Um dos percursos mais requisitados do sul é em direcção a San Bartolomé de Tirajana (centro da ilha) onde se pode visitar parques arqueológicos ( Parque del Bentayga), monumentos naturais ( Monumento Risco de Tirajana, Monumento Del Barranco de Guayadeque) e parques rurais ( parque del Nublo).
Alguns destes percursos são só possíveis de jipe. O regresso a sul pode ser feito pela estrada comarcal, de areia e pedra, e percorrer as montanhas rochosas, descobrindo oásis de palmeiras e pequenas aldeias rurais, esquecidas no tempo, engolidas nos vales e nos profundos barrancos. Pelo caminho chega-se ao reservatório de Ayagaures, a 370 metros do nível do mar. Vários canais, construídos a partir dos anos 60, fazem a comunicação entre esta barragem e as áreas de cultivo e outras barragens como Fataga, Chira e Soria. Estas extensas infra-estruturas hidráulicas são essenciais para a agricultura. Com a chegada do turismo e com a escassez da água, muito dos jovens largaram o trabalho rural e, onde outrora havia plantações de tomates, estão agora instalados enormes empreendimentos turísticos de rápido rendimento. Mesmo assim, a Gran Canaria continua ainda a exportar bananas, do norte da ilha e tomates, beringelas e pepinos, cultivados em estufas para protecção do vento. Esse mesmo vento é aproveitado para a produção de energias renováveis. Neste momento, só na Gran Canaria, existem 27 parques eólicos.
Da folia da Playa del Inglês para a Petite Venise
Saindo de Puerto Rico, uma das estâncias balneárias por excelência no sul da ilha, por barco, num agradável percurso de cerca de 30 minutos, chega-se a Puerto Mogan, ou a Petite Venise, pequeno porto piscatório no sudoeste da ilha. Os seus pequenos canais e pontes em estilo romântico valeram-lhe a qualificação de “Pequena Veneza”. Ao longo da sua marina pode-se encontrar variados restaurantes de cozinha típica e internacional, bares e pequeno comércio com artigos tradicionais. Em certas noites alguns bares e restaurantes têm concertos ao vivo, especialmente de guitarristas rock e blues mas, como se pode ler nos vários letreiros que anunciam o evento, “live music, but not too loud”!

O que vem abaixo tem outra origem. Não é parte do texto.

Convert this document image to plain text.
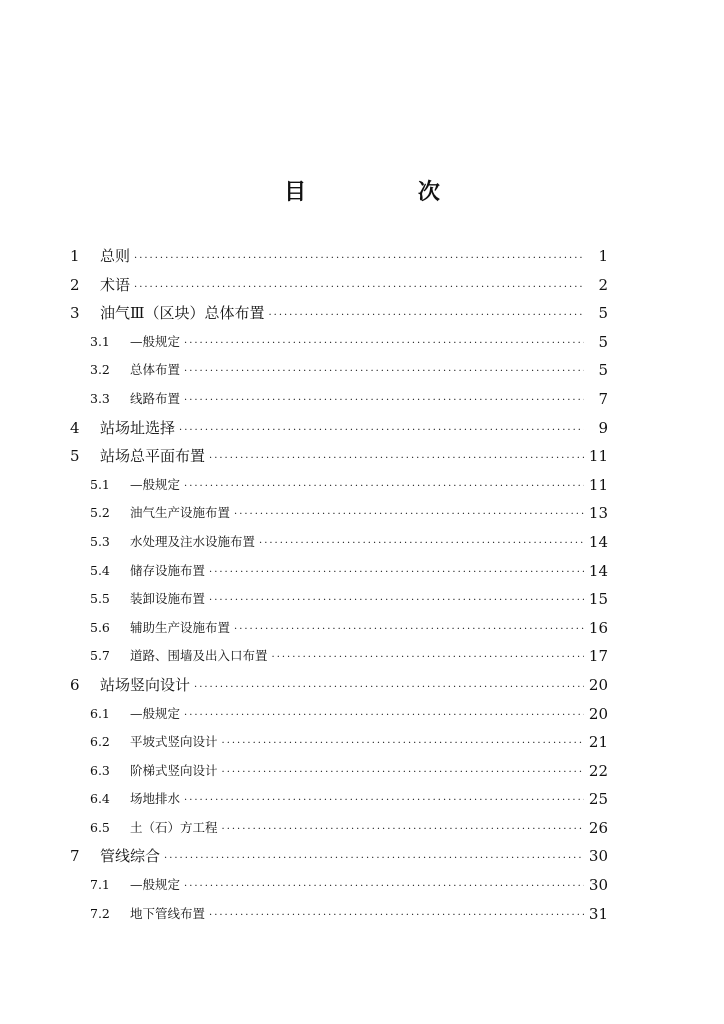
目 次
1	总则 ·····	1
2	术语 ·····	2
3	油气Ⅲ（区块）总体布置 ·····	5
3.1	—般规定 ·····	5
3.2	总体布置 ·····	5
3.3	线路布置 ·····	7
4	站场址选择 ·····	9
5	站场总平面布置 ·····	11
5.1	—般规定 ·····	11
5.2	油气生产设施布置 ·····	13
5.3	水处理及注水设施布置 ·····	14
5.4	储存设施布置 ·····	14
5.5	装卸设施布置 ·····	15
5.6	辅助生产设施布置 ·····	16
5.7	道路、围墙及出入口布置 ·····	17
6	站场竖向设计 ·····	20
6.1	—般规定 ·····	20
6.2	平坡式竖向设计 ·····	21
6.3	阶梯式竖向设计 ·····	22
6.4	场地排水 ·····	25
6.5	土（石）方工程 ·····	26
7	管线综合 ·····	30
7.1	—般规定 ·····	30
7.2	地下管线布置 ·····	31
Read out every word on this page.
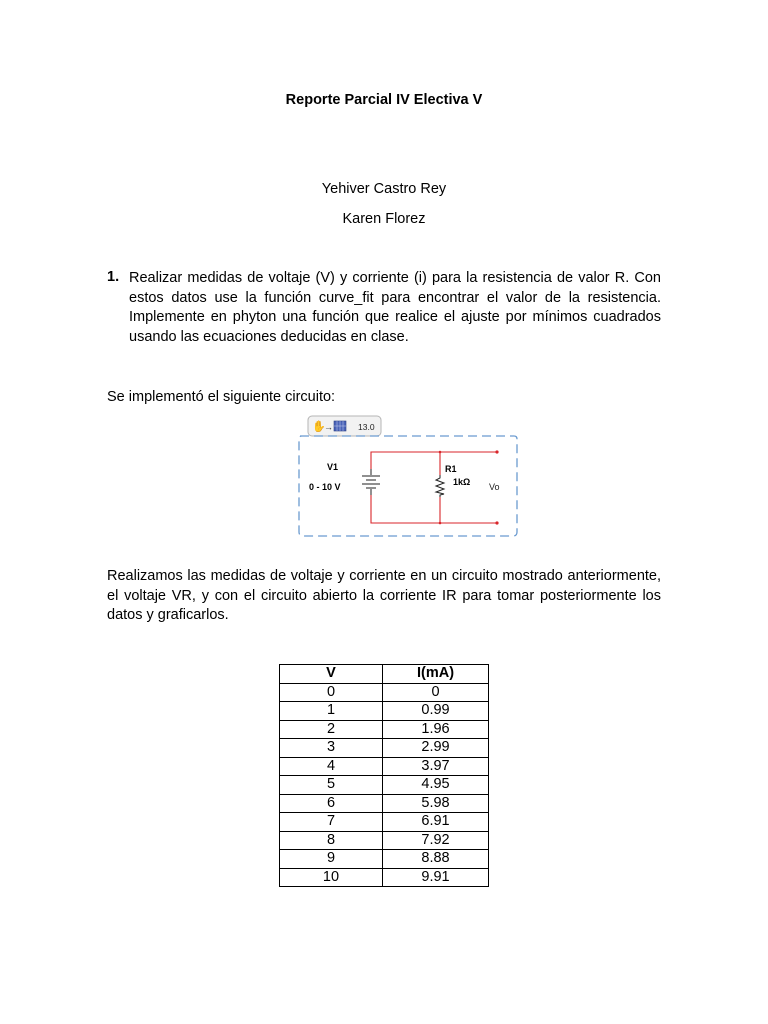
Reporte Parcial IV Electiva V
Yehiver Castro Rey
Karen Florez
1. Realizar medidas de voltaje (V) y corriente (i) para la resistencia de valor R. Con estos datos use la función curve_fit para encontrar el valor de la resistencia. Implemente en phyton una función que realice el ajuste por mínimos cuadrados usando las ecuaciones deducidas en clase.
Se implementó el siguiente circuito:
✋
→	13.0
V1
0 - 10 V
R1
1kΩ Vo
Realizamos las medidas de voltaje y corriente en un circuito mostrado anteriormente, el voltaje VR, y con el circuito abierto la corriente IR para tomar posteriormente los datos y graficarlos.
V	I(mA)
0	0
1	0.99
2	1.96
3	2.99
4	3.97
5	4.95
6	5.98
7	6.91
8	7.92
9	8.88
10	9.91
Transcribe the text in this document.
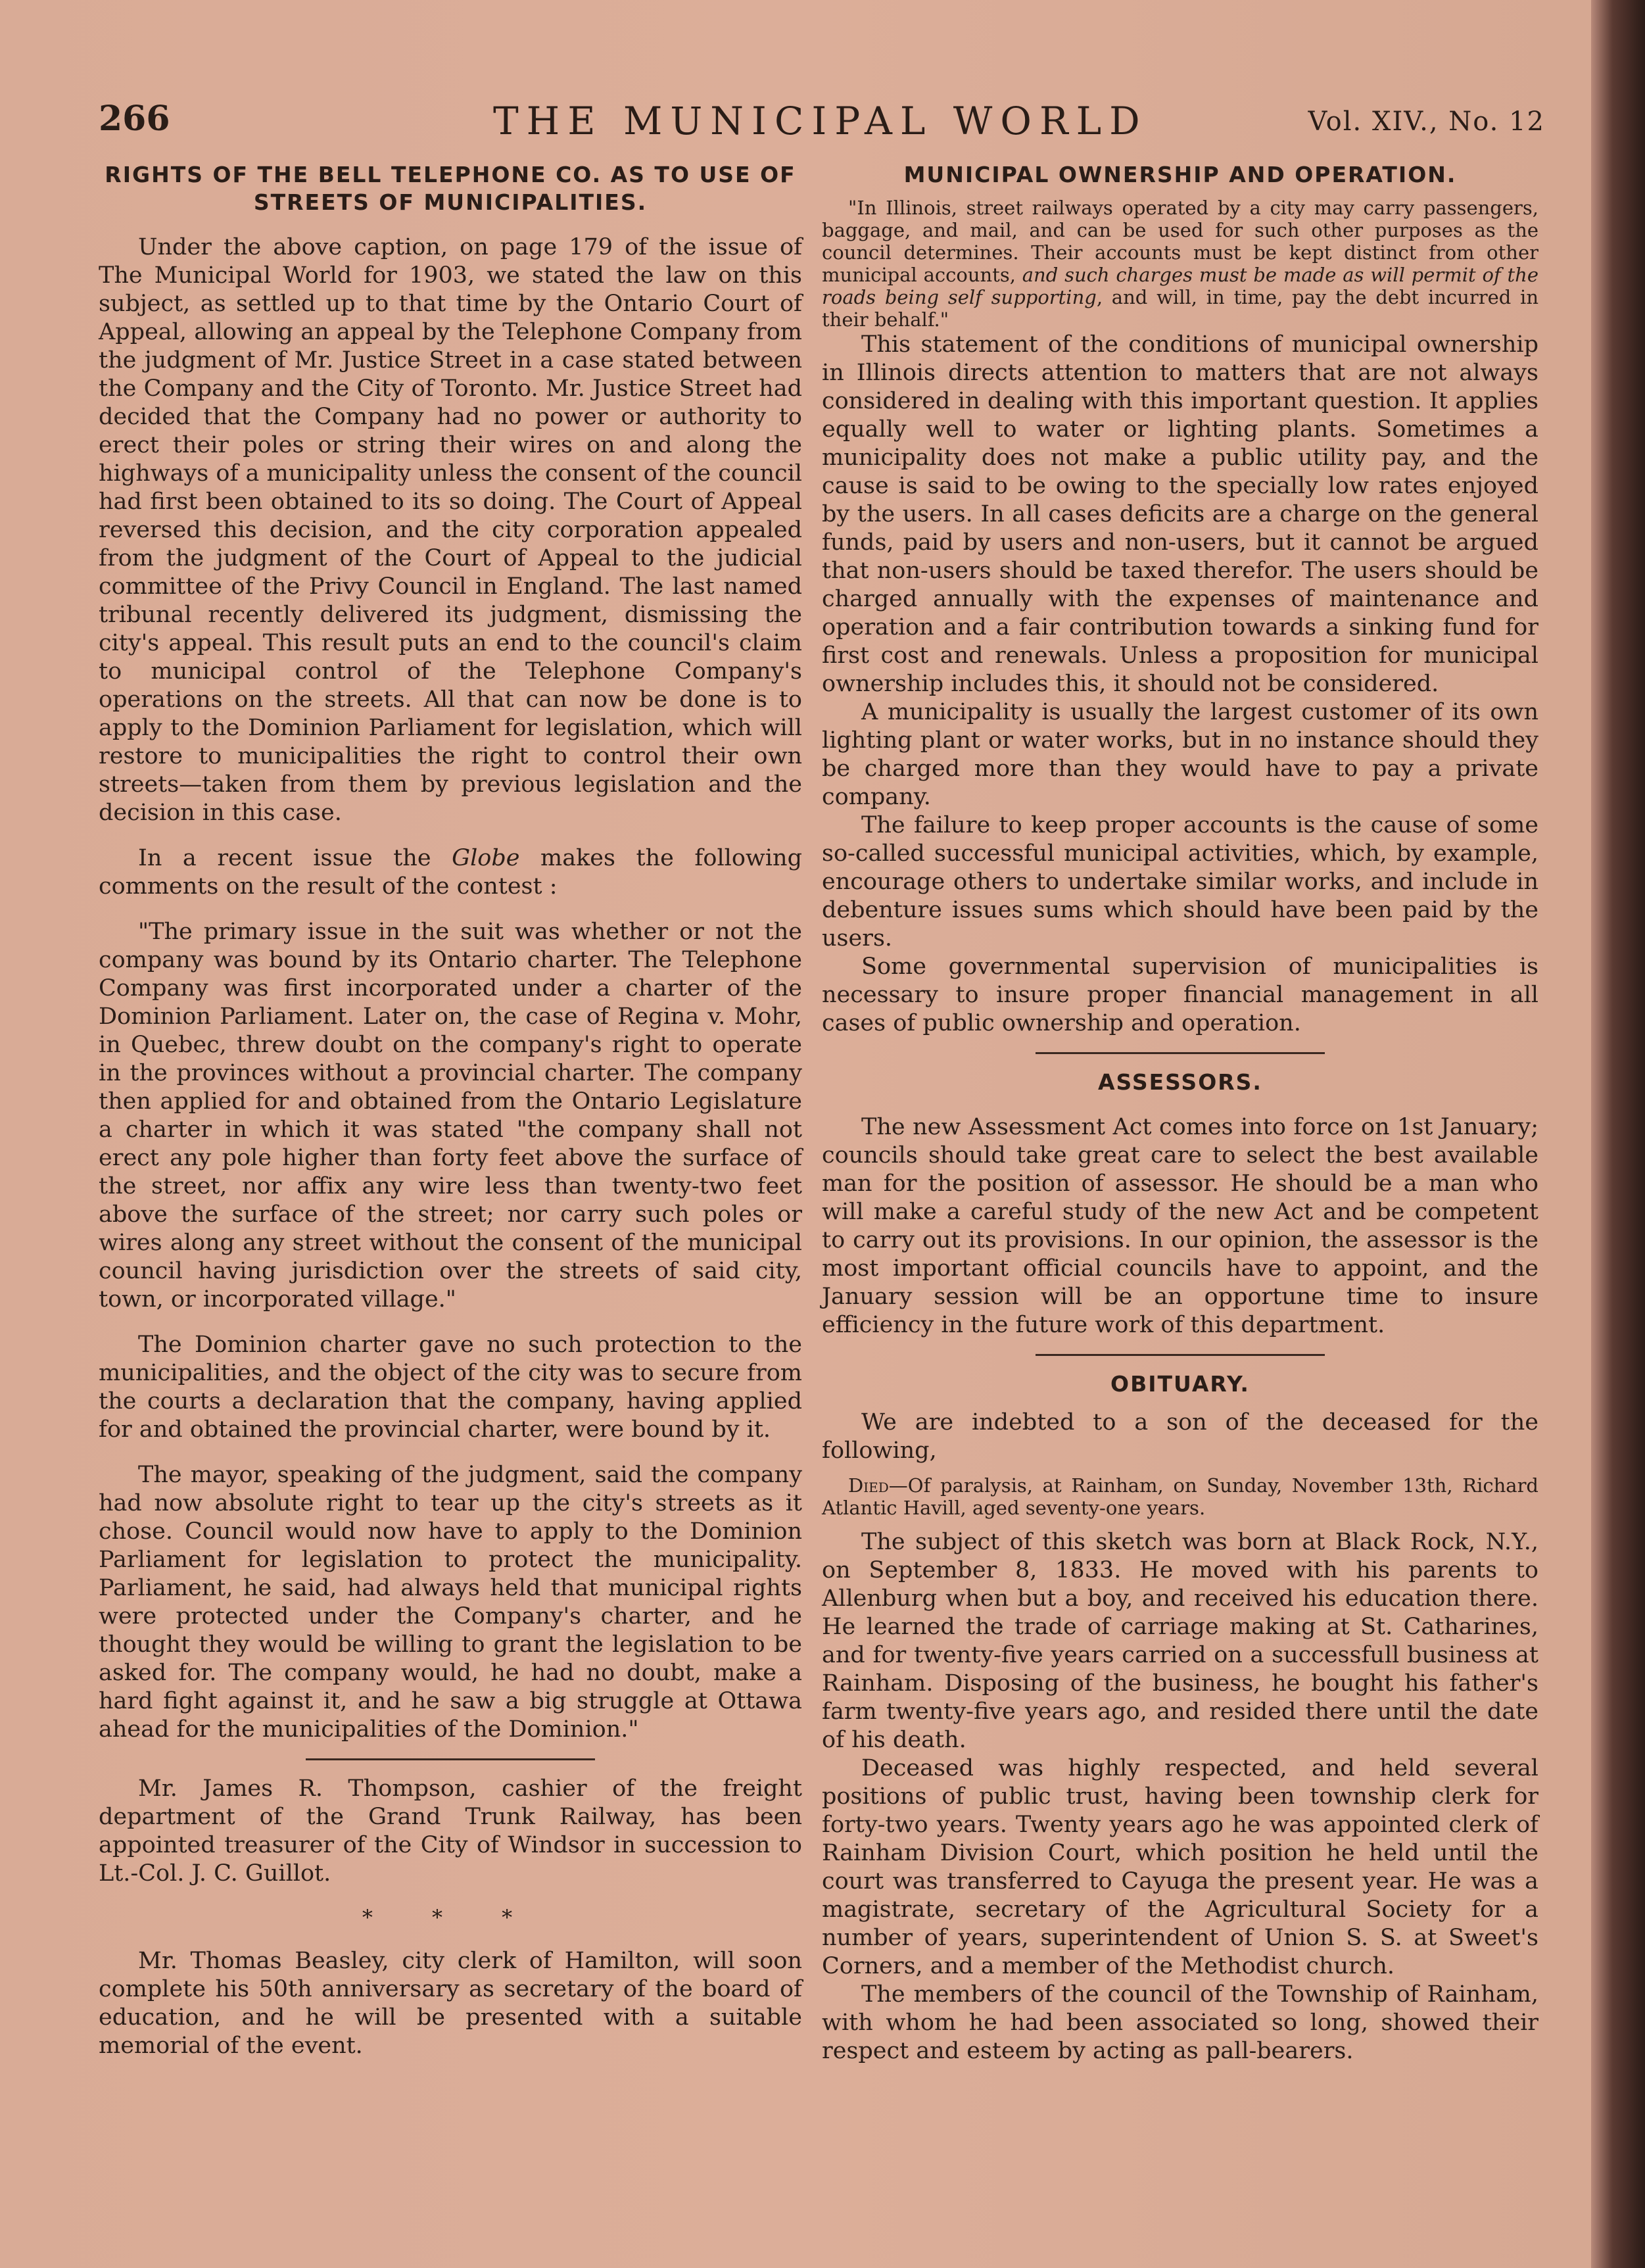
266	THE MUNICIPAL WORLD	Vol. XIV., No. 12
RIGHTS OF THE BELL TELEPHONE CO. AS TO USE OF STREETS OF MUNICIPALITIES.

Under the above caption, on page 179 of the issue of The Municipal World for 1903, we stated the law on this subject, as settled up to that time by the Ontario Court of Appeal, allowing an appeal by the Telephone Company from the judgment of Mr. Justice Street in a case stated between the Company and the City of Toronto. Mr. Justice Street had decided that the Company had no power or authority to erect their poles or string their wires on and along the highways of a municipality unless the consent of the council had first been obtained to its so doing. The Court of Appeal reversed this decision, and the city corporation appealed from the judgment of the Court of Appeal to the judicial committee of the Privy Council in England. The last named tribunal recently delivered its judgment, dismissing the city's appeal. This result puts an end to the council's claim to municipal control of the Telephone Company's operations on the streets. All that can now be done is to apply to the Dominion Parliament for legislation, which will restore to municipalities the right to control their own streets—taken from them by previous legislation and the decision in this case.

In a recent issue the Globe makes the following comments on the result of the contest :

"The primary issue in the suit was whether or not the company was bound by its Ontario charter. The Telephone Company was first incorporated under a charter of the Dominion Parliament. Later on, the case of Regina v. Mohr, in Quebec, threw doubt on the company's right to operate in the provinces without a provincial charter. The company then applied for and obtained from the Ontario Legislature a charter in which it was stated "the company shall not erect any pole higher than forty feet above the surface of the street, nor affix any wire less than twenty-two feet above the surface of the street; nor carry such poles or wires along any street without the consent of the municipal council having jurisdiction over the streets of said city, town, or incorporated village."

The Dominion charter gave no such protection to the municipalities, and the object of the city was to secure from the courts a declaration that the company, having applied for and obtained the provincial charter, were bound by it.

The mayor, speaking of the judgment, said the company had now absolute right to tear up the city's streets as it chose. Council would now have to apply to the Dominion Parliament for legislation to protect the municipality. Parliament, he said, had always held that municipal rights were protected under the Company's charter, and he thought they would be willing to grant the legislation to be asked for. The company would, he had no doubt, make a hard fight against it, and he saw a big struggle at Ottawa ahead for the municipalities of the Dominion."

Mr. James R. Thompson, cashier of the freight department of the Grand Trunk Railway, has been appointed treasurer of the City of Windsor in succession to Lt.-Col. J. C. Guillot.

* * *

Mr. Thomas Beasley, city clerk of Hamilton, will soon complete his 50th anniversary as secretary of the board of education, and he will be presented with a suitable memorial of the event.

MUNICIPAL OWNERSHIP AND OPERATION.

"In Illinois, street railways operated by a city may carry passengers, baggage, and mail, and can be used for such other purposes as the council determines. Their accounts must be kept distinct from other municipal accounts, and such charges must be made as will permit of the roads being self supporting, and will, in time, pay the debt incurred in their behalf."

This statement of the conditions of municipal ownership in Illinois directs attention to matters that are not always considered in dealing with this important question. It applies equally well to water or lighting plants. Sometimes a municipality does not make a public utility pay, and the cause is said to be owing to the specially low rates enjoyed by the users. In all cases deficits are a charge on the general funds, paid by users and non-users, but it cannot be argued that non-users should be taxed therefor. The users should be charged annually with the expenses of maintenance and operation and a fair contribution towards a sinking fund for first cost and renewals. Unless a proposition for municipal ownership includes this, it should not be considered.

A municipality is usually the largest customer of its own lighting plant or water works, but in no instance should they be charged more than they would have to pay a private company.

The failure to keep proper accounts is the cause of some so-called successful municipal activities, which, by example, encourage others to undertake similar works, and include in debenture issues sums which should have been paid by the users.

Some governmental supervision of municipalities is necessary to insure proper financial management in all cases of public ownership and operation.

ASSESSORS.

The new Assessment Act comes into force on 1st January; councils should take great care to select the best available man for the position of assessor. He should be a man who will make a careful study of the new Act and be competent to carry out its provisions. In our opinion, the assessor is the most important official councils have to appoint, and the January session will be an opportune time to insure efficiency in the future work of this department.

OBITUARY.

We are indebted to a son of the deceased for the following,

Died—Of paralysis, at Rainham, on Sunday, November 13th, Richard Atlantic Havill, aged seventy-one years.

The subject of this sketch was born at Black Rock, N.Y., on September 8, 1833. He moved with his parents to Allenburg when but a boy, and received his education there. He learned the trade of carriage making at St. Catharines, and for twenty-five years carried on a successfull business at Rainham. Disposing of the business, he bought his father's farm twenty-five years ago, and resided there until the date of his death.

Deceased was highly respected, and held several positions of public trust, having been township clerk for forty-two years. Twenty years ago he was appointed clerk of Rainham Division Court, which position he held until the court was transferred to Cayuga the present year. He was a magistrate, secretary of the Agricultural Society for a number of years, superintendent of Union S. S. at Sweet's Corners, and a member of the Methodist church.

The members of the council of the Township of Rainham, with whom he had been associated so long, showed their respect and esteem by acting as pall-bearers.
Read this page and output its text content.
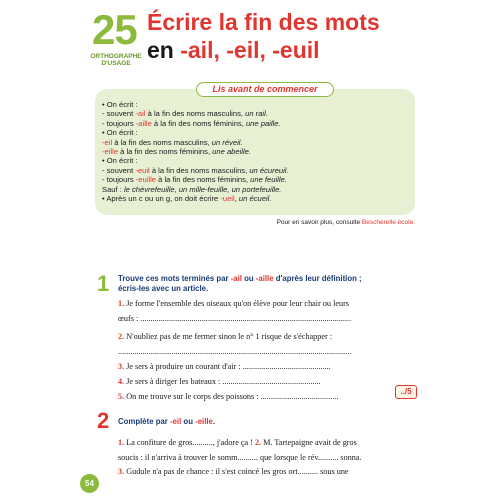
25
ORTHOGRAPHE
D'USAGE
Écrire la fin des mots
en -ail, -eil, -euil
Lis avant de commencer
• On écrit :
- souvent -ail à la fin des noms masculins, un rail.
- toujours -aille à la fin des noms féminins, une paille.
• On écrit :
-eil à la fin des noms masculins, un réveil.
-eille à la fin des noms féminins, une abeille.
• On écrit :
- souvent -euil à la fin des noms masculins, un écureuil.
- toujours -euille à la fin des noms féminins, une feuille.
Sauf : le chèvrefeuille, un mille-feuille, un portefeuille.
• Après un c ou un g, on doit écrire -ueil, un écueil.
Pour en savoir plus, consulte Bescherelle école.
1 Trouve ces mots terminés par -ail ou -aille d'après leur définition ;
écris-les avec un article.
1. Je forme l'ensemble des oiseaux qu'on élève pour leur chair ou leurs
œufs : .......................................................................................................
2. N'oubliez pas de me fermer sinon le n° 1 risque de s'échapper :
..................................................................................................................
3. Je sers à produire un courant d'air : ...........................................
4. Je sers à diriger les bateaux : ................................................
5. On me trouve sur le corps des poissons : ......................................
../5
2 Complète par -eil ou -eille.
1. La confiture de gros.........., j'adore ça ! 2. M. Tartepaigne avait de gros
soucis : il n'arriva à trouver le somm.......... que lorsque le rév.......... sonna.
3. Gudule n'a pas de chance : il s'est coincé les gros ort.......... sous une
54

O “camelo” afinal era dromedário
Os dromedários existentes na Gran Canaria têm as suas raízes no continente africano e posteriormente foram transportados para a ilha no princípio do século XV. Nas ilhas Canárias sempre foram chamados, erradamente, de camelos e rapidamente se converteram em animais de trabalho e misturavam-se com outros dromedários provenientes de África. No entanto, desde há cerca de três décadas que o “camelo canário” tem permanecido isolado e sem misturas. Por motivos sanitários a exportação de dromedários africanos foi proibida. Em 2011, o “Camelo das Canárias” foi reconhecido como um raça própria e única na Europa. Hoje em dia, com a queda da exploração agrícola são essencialmente utilizados para o transporte dos turistas. Se quiser experimentar opte pelos percursos nas dunas. Para além de ser o percurso mais agradável visualmente é onde o dromedário encontra o seu ambiente natural. As suas patas foram concebidas para a areia e não para terrenos rochosos. Infelizmente na ilha pode-se encontrar passeios de camelo nas zonas rochosas onde as características básicas do animal não são minimamente respeitadas.
Gastronomia
A referência gastronómica da Gran Canária são as batatas com molho picon. As batatas são cozidas com a casca e lavadas com lixívia, técnica para depois na cozedura enrugarem. As batatas são acompanhadas com o molho, feito à base de pimenta vermelha, pimentão e cominhos.
As sobremesas à base de farinha de milho e amêndoas, variadíssimos tipos de queijos e frutas fazem parte de qualquer ementa local.
Da adega Casa Primicia bebe-se o saborosíssimo “GR”, Vinho Graciano, um tipo de uva produzida nas Canárias. Este vinho tem uma produção artesanal, cerca de 10 mil garrafas de cada casta e onde 80% da produção é enviada para o Japão.